Saoirse Ronan said she was “sad” when Ryan Gosling was dropped from the movie The Lovely Bones.

The actress ended up starring alongside Mark Wahlberg in the Peter Jackson-helmed 2009 film, which followed Ronan’s character, a young girl who was murdered and watches over her family and her killer from purgatory, as her loved ones struggle to heal. Wahlberg played her grieving father after Gosling was fired.

The Lady Bird star recently told host Josh Horowitz on the Happy Sad Confused podcast that while she didn’t get to film with Gosling at the time, they had “done some prep” prior to production starting. “I think I just loved Ryan. And his dog, Georgem and I was just sad that, you know, he wasn’t going to be around,” she said.

However, Ronan thought the reasons why the Barbie star and the director parted ways were “totally valid.” She added, “I’ve spoken to both [Gosling and Jackson] now and it happens. Do you know what I mean? It’s not personal, necessarily. It’s like sometimes you’re just not on the same page.”

She continued: “Mark was able to step in, and he was a father. He was a father to, like, I don’t know, three kids? He probably had an experience of that that Ryan felt he didn’t. Ryan was like 27. He was young.”

The Fall Guy actor previously told The Hollywood Reporter in 2010 that he was fired from The Lovely Bones because he and Jackson “had a different idea of how the character should look. I really believed he should be 210 pounds.”

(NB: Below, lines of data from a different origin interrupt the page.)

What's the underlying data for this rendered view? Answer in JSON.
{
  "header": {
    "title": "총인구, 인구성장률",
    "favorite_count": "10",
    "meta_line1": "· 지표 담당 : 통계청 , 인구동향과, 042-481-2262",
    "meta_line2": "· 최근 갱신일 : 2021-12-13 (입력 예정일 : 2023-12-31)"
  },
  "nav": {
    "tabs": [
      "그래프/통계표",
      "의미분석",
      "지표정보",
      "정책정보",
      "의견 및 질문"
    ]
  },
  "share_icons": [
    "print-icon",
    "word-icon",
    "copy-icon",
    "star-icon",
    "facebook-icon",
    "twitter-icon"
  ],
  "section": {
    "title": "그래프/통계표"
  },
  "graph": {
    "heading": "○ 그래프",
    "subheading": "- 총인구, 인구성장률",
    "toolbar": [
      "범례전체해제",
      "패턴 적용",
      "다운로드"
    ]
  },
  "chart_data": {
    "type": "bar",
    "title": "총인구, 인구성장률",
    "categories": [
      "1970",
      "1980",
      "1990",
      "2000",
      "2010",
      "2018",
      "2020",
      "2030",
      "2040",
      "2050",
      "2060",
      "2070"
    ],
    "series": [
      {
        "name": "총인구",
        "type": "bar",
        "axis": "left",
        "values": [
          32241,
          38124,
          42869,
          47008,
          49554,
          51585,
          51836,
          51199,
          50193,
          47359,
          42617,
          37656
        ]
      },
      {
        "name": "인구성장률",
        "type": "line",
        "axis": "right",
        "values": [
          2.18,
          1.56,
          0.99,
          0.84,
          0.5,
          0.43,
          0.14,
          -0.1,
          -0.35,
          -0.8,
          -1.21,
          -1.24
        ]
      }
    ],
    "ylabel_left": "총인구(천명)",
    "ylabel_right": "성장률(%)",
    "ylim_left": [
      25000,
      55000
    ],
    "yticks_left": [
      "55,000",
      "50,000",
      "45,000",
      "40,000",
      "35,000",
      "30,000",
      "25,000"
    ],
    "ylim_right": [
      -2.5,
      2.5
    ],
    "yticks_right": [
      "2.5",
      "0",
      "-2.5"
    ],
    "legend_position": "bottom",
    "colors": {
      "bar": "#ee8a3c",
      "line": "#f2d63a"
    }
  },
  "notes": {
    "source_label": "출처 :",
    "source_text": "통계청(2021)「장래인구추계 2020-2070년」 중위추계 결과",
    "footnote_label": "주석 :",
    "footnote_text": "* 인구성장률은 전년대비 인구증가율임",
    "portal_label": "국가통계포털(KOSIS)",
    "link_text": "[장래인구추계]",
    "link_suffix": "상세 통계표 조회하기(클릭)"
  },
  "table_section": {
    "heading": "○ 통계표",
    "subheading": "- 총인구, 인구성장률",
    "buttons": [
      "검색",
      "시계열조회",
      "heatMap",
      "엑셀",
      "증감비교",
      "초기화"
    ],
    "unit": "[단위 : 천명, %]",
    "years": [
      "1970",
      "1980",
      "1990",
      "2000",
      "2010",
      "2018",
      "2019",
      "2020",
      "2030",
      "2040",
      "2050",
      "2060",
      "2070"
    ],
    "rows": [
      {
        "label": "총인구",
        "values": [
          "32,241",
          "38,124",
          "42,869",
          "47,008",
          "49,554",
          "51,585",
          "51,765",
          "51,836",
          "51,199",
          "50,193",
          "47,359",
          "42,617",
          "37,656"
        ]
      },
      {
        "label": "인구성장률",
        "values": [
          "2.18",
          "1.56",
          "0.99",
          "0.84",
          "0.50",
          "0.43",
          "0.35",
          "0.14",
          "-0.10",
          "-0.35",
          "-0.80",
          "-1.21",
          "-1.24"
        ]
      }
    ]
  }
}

But the director disagreed and ultimately dropped Gosling just days before production began in 2007.

“We didn’t talk very much during the preproduction process, which was the problem,” Gosling explained at the time. “It was a huge movie, and there’s so many things to deal with, and he couldn’t deal with the actors individually. I just showed up on set, and I had gotten it wrong. Then I was fat and unemployed.”

Ronan later told Horowitz that it was “great” to work with Gosling later while filming their 2014 film Lost River. She added, “And, again, he’s just, like, the same. He doesn’t change.”